Could it be said that “the Sandy Creek/Charleston tension brings out the best in everybody?”
Perhaps that could be said, if ever there were any theological tension between those two groups. A narrative has arisen to say that the Sandy Creek stream of Baptists believed in the moral ability of unregenerate men to respond to the gospel, conditional election, and that they denied God’s effectual grace for the salvation of His chosen people.
The Principles of Faith of the Sandy Creek Association, however, say otherwise:
III. That Adam fell from his original state of purity, and that his sin is imputed to his posterity; that human nature is corrupt, and that man, of his own free will and ability, is impotent to regain the state in which he was primarily placed.

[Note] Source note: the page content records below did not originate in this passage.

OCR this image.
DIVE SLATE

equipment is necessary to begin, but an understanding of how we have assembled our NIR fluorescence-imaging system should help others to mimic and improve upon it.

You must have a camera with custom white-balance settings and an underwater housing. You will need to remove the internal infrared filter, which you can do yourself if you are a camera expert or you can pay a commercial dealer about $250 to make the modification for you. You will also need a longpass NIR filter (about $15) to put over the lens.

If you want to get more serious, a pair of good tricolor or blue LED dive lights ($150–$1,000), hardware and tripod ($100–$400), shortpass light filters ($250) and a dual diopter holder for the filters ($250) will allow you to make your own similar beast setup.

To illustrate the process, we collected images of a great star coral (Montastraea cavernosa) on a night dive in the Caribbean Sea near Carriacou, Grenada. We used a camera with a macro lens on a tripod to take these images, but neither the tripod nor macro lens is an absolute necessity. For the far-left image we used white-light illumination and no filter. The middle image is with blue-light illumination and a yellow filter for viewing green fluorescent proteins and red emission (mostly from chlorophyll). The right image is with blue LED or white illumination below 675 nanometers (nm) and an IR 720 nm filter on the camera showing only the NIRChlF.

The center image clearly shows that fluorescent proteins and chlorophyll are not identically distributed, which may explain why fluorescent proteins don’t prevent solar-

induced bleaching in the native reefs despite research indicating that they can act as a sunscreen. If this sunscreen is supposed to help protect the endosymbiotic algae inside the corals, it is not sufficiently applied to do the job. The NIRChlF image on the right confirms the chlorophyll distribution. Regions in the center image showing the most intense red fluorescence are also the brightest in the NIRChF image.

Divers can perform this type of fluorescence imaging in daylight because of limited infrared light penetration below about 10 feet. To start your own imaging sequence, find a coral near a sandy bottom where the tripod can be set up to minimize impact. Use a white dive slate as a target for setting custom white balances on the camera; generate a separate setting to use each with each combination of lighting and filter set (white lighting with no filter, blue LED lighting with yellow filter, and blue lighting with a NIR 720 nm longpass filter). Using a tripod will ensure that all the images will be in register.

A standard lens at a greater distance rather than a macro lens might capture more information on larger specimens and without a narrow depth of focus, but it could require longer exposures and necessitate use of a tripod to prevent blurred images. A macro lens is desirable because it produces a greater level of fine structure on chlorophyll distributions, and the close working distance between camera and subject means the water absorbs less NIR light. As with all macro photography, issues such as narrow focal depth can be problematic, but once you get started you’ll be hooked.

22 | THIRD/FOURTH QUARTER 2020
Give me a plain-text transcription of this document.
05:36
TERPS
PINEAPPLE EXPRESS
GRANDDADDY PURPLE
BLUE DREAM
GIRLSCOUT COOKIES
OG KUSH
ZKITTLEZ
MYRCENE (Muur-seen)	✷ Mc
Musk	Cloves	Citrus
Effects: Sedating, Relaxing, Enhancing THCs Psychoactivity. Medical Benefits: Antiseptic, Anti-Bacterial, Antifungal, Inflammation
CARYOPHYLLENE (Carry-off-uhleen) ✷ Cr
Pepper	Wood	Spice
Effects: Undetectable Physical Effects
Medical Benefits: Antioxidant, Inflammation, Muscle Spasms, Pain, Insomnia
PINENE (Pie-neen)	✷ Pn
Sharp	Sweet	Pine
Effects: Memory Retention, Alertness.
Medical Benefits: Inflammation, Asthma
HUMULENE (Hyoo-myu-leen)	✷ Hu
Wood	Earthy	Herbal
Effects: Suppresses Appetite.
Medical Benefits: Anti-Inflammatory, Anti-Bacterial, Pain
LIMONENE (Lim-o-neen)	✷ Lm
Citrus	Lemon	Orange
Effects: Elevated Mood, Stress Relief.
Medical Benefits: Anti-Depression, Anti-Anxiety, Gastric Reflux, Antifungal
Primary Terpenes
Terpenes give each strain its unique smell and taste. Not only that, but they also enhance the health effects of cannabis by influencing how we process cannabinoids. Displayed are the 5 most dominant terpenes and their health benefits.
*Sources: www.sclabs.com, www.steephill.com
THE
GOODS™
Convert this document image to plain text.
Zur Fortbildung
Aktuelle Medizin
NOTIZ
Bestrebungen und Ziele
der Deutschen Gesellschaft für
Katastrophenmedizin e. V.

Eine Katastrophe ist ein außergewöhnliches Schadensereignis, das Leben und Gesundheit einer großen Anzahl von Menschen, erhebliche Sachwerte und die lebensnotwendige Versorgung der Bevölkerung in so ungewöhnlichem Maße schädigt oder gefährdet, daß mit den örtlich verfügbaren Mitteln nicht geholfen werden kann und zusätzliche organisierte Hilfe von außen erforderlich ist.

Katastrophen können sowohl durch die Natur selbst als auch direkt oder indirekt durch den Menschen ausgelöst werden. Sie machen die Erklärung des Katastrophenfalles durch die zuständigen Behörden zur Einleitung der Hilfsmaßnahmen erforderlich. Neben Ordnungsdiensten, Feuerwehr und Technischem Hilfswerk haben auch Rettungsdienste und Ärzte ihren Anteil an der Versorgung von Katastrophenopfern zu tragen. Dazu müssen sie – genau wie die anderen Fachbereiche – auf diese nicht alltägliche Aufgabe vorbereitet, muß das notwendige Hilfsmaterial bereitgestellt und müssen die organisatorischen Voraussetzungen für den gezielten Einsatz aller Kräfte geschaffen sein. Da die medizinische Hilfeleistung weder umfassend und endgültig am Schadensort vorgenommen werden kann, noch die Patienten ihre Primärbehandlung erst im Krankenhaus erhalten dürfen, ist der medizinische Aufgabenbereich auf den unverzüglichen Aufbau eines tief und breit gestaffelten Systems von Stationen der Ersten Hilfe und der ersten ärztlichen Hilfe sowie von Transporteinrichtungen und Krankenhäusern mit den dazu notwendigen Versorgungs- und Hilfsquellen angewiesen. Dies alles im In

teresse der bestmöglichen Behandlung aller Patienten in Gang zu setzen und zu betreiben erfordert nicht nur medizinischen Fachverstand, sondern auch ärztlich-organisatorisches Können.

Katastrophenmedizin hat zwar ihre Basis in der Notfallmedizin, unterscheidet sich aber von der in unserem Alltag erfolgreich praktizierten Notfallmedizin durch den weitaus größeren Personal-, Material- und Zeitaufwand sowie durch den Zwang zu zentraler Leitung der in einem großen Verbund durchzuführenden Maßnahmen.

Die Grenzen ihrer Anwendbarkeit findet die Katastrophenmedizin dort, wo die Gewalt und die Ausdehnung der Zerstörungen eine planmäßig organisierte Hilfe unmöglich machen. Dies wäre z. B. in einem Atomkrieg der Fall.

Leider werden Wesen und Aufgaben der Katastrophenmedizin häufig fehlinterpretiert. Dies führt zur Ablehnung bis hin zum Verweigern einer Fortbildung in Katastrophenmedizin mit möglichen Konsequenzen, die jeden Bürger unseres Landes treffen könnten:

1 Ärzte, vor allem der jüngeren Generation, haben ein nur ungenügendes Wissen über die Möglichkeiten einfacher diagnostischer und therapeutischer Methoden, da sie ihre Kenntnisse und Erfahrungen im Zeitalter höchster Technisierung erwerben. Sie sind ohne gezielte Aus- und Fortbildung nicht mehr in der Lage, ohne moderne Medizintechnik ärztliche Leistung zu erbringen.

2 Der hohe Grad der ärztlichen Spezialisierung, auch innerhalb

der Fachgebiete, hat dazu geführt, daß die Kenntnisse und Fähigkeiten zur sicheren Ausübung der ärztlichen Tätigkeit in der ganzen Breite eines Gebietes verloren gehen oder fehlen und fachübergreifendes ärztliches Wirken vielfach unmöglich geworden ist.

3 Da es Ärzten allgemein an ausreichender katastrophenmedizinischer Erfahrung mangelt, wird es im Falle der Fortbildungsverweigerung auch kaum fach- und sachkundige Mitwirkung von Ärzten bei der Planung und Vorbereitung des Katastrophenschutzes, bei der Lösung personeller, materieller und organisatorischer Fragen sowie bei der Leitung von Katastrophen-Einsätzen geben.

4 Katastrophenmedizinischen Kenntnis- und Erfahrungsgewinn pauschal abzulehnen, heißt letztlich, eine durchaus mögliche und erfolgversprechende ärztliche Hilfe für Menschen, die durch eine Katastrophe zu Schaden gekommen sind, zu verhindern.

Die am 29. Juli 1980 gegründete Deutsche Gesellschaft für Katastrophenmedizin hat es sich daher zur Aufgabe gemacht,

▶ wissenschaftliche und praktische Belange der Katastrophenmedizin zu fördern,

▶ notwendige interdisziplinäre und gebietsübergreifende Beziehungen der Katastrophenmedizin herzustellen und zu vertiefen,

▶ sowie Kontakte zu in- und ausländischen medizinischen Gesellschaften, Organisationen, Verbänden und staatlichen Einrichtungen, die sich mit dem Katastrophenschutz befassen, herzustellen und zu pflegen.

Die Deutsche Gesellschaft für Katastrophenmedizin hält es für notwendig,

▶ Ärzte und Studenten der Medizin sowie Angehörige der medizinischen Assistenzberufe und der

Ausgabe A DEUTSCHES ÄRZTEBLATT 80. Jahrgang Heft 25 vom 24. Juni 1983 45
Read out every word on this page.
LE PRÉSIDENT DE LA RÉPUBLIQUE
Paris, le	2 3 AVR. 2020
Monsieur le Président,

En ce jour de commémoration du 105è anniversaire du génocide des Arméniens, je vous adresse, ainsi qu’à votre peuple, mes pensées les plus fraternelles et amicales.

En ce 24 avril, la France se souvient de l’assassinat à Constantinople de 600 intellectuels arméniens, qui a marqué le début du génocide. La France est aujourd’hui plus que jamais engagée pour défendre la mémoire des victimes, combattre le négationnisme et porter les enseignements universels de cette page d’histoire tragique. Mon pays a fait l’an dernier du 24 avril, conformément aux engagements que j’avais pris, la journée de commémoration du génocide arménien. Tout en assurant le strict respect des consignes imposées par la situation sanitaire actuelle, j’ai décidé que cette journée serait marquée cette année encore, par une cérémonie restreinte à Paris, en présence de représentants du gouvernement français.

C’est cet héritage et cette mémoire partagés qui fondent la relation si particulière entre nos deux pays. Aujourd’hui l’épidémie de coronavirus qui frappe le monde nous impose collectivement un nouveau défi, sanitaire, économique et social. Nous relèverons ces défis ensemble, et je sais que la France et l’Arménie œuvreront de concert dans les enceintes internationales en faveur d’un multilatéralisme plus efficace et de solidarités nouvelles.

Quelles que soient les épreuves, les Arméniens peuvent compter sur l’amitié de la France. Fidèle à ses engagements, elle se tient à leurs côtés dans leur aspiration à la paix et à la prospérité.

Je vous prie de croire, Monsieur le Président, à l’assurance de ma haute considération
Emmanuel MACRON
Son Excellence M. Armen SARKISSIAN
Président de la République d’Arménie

IV. We believe in election from eternity, effectual calling by the Holy Spirit of God, and justification in his sight only by the imputation of Christ’s righteousness. And we believe that they who are thus elected, effectually called, and justified, will persevere through grace to the end, that none of them be lost.
These articles of faith are thoroughly Calvinistic, growing out of the old federal theology of our English Baptist forebears. The Calvinistic Baptist John Gano, from the Charleston stream, said that the Separate Baptists of Sandy Creek had “the root of the matter,” meaning that they had a biblical doctrine of conversion and a theology to support it. According to biographer Terry Wolever, Gano “did not see so much of a doctrinal problem with the Separates” and that “he reflected the general sentiment of the Particular Baptists towards the Separates” (The Life and Ministry of John Gano 304).
Dr. Paige Patterson has acknowledged the tendency to overstate the case when distinguishing between the Sandy Creek and Charleston traditions. In his dialogue on election with Dr. Al Mohler at the 2006 Southern Baptist Convention’s Pastors’ Conference, Patterson said, “The Sandy Creek tradition was … less Calvinistic, though, to be perfectly fair about the whole matter, it was certainly a long way from being Arminian, because the Sandy Creek statement of faith has a very Calvinistic strain to it also.”
It seems there never was any soteriological “tension” between these two great traditions of Baptist life.